K G NARAYANANKUTTY Vs. T E SEKHARA MENON

Decided On September 25, 1984
K.G.NARAYANANKUTTY Appellant
V/S
T.E.SEKHARA MENON Respondents

JUDGEMENT

(1.) Heard counsel on both sides.

(2.) In this revision arising out of proceedings initiated under S.133 of the Code of Criminal Procedure, there is no dispute that the tank in question is a public tank. It is already concluded by the decision of the Madras High Court reported in Chathunni v. Appukuttan ( AIR 1945 Mad. 232 ). When the right of the public is thus already concluded by a decision of a competent court, there is no justification or necessity to invoke the powers under S.137(2) of the Code for a fresh decision by a civil court. S.137(2) can apply only to those cases where there is no concluded decision by a competent civil court regarding the existence of a public right and reliable evidence in support of such denial is produced before the Magistrate. A decision of a civil court already rendered declaring or denying the right of public in respect of land, forecloses the remedy under S.137(2) of the Code.
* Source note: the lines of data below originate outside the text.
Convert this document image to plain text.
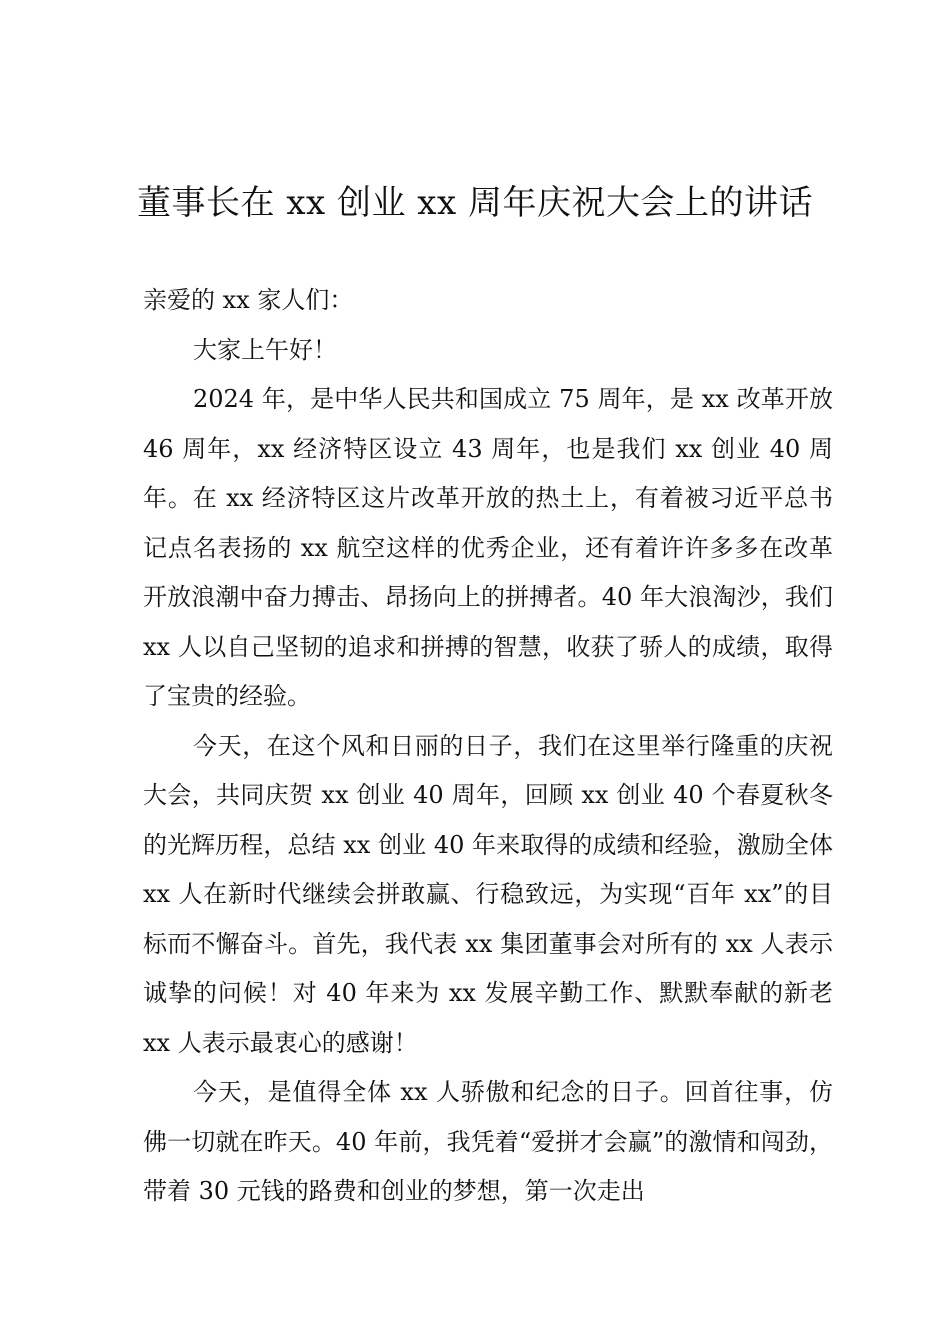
董事长在 xx 创业 xx 周年庆祝大会上的讲话

亲爱的 xx 家人们：

大家上午好！

2024 年，是中华人民共和国成立 75 周年，是 xx 改革开放 46 周年，xx 经济特区设立 43 周年，也是我们 xx 创业 40 周年。在 xx 经济特区这片改革开放的热土上，有着被习近平总书记点名表扬的 xx 航空这样的优秀企业，还有着许许多多在改革开放浪潮中奋力搏击、昂扬向上的拼搏者。40 年大浪淘沙，我们 xx 人以自己坚韧的追求和拼搏的智慧，收获了骄人的成绩，取得了宝贵的经验。

今天，在这个风和日丽的日子，我们在这里举行隆重的庆祝大会，共同庆贺 xx 创业 40 周年，回顾 xx 创业 40 个春夏秋冬的光辉历程，总结 xx 创业 40 年来取得的成绩和经验，激励全体 xx 人在新时代继续会拼敢赢、行稳致远，为实现“百年 xx”的目标而不懈奋斗。首先，我代表 xx 集团董事会对所有的 xx 人表示诚挚的问候！对 40 年来为 xx 发展辛勤工作、默默奉献的新老 xx 人表示最衷心的感谢！

今天，是值得全体 xx 人骄傲和纪念的日子。回首往事，仿佛一切就在昨天。40 年前，我凭着“爱拼才会赢”的激情和闯劲，带着 30 元钱的路费和创业的梦想，第一次走出
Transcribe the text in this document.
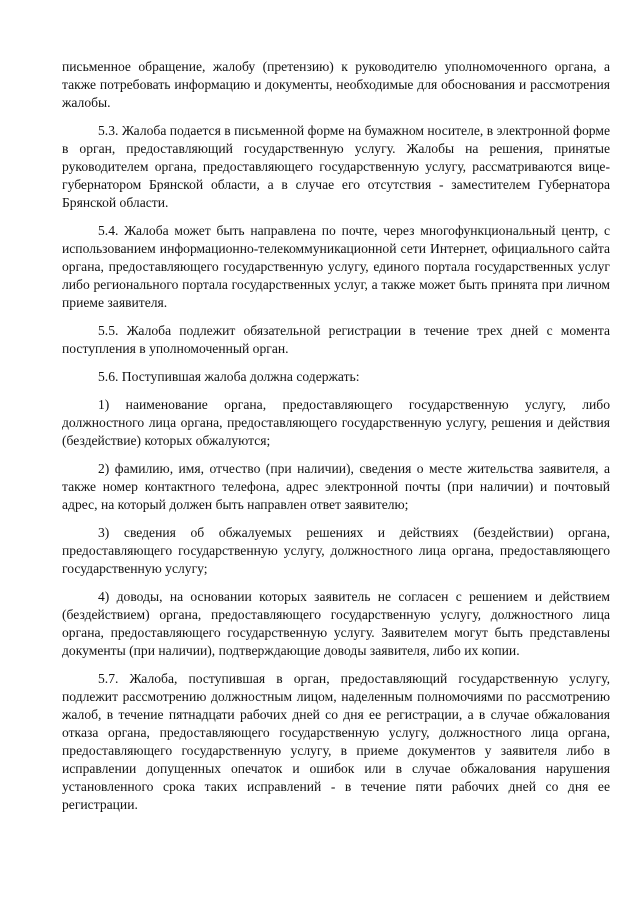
письменное обращение, жалобу (претензию) к руководителю уполномоченного органа, а также потребовать информацию и документы, необходимые для обоснования и рассмотрения жалобы.

5.3. Жалоба подается в письменной форме на бумажном носителе, в электронной форме в орган, предоставляющий государственную услугу. Жалобы на решения, принятые руководителем органа, предоставляющего государственную услугу, рассматриваются вице-губернатором Брянской области, а в случае его отсутствия - заместителем Губернатора Брянской области.

5.4. Жалоба может быть направлена по почте, через многофункциональный центр, с использованием информационно-телекоммуникационной сети Интернет, официального сайта органа, предоставляющего государственную услугу, единого портала государственных услуг либо регионального портала государственных услуг, а также может быть принята при личном приеме заявителя.

5.5. Жалоба подлежит обязательной регистрации в течение трех дней с момента поступления в уполномоченный орган.

5.6. Поступившая жалоба должна содержать:

1) наименование органа, предоставляющего государственную услугу, либо должностного лица органа, предоставляющего государственную услугу, решения и действия (бездействие) которых обжалуются;

2) фамилию, имя, отчество (при наличии), сведения о месте жительства заявителя, а также номер контактного телефона, адрес электронной почты (при наличии) и почтовый адрес, на который должен быть направлен ответ заявителю;

3) сведения об обжалуемых решениях и действиях (бездействии) органа, предоставляющего государственную услугу, должностного лица органа, предоставляющего государственную услугу;

4) доводы, на основании которых заявитель не согласен с решением и действием (бездействием) органа, предоставляющего государственную услугу, должностного лица органа, предоставляющего государственную услугу. Заявителем могут быть представлены документы (при наличии), подтверждающие доводы заявителя, либо их копии.

5.7. Жалоба, поступившая в орган, предоставляющий государственную услугу, подлежит рассмотрению должностным лицом, наделенным полномочиями по рассмотрению жалоб, в течение пятнадцати рабочих дней со дня ее регистрации, а в случае обжалования отказа органа, предоставляющего государственную услугу, должностного лица органа, предоставляющего государственную услугу, в приеме документов у заявителя либо в исправлении допущенных опечаток и ошибок или в случае обжалования нарушения установленного срока таких исправлений - в течение пяти рабочих дней со дня ее регистрации.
The complexities of a civil dispute need not be imported into an enquiry under S.133 and this is sought to be achieved by clause (2) of S.137.

(3.) In this view, the Sessions Court was right in setting aside the order of the Magistrate under which the proceedings under S.133 were stopped in spite of the earlier decision of the Madras High Court declaring that the tank is a public tank.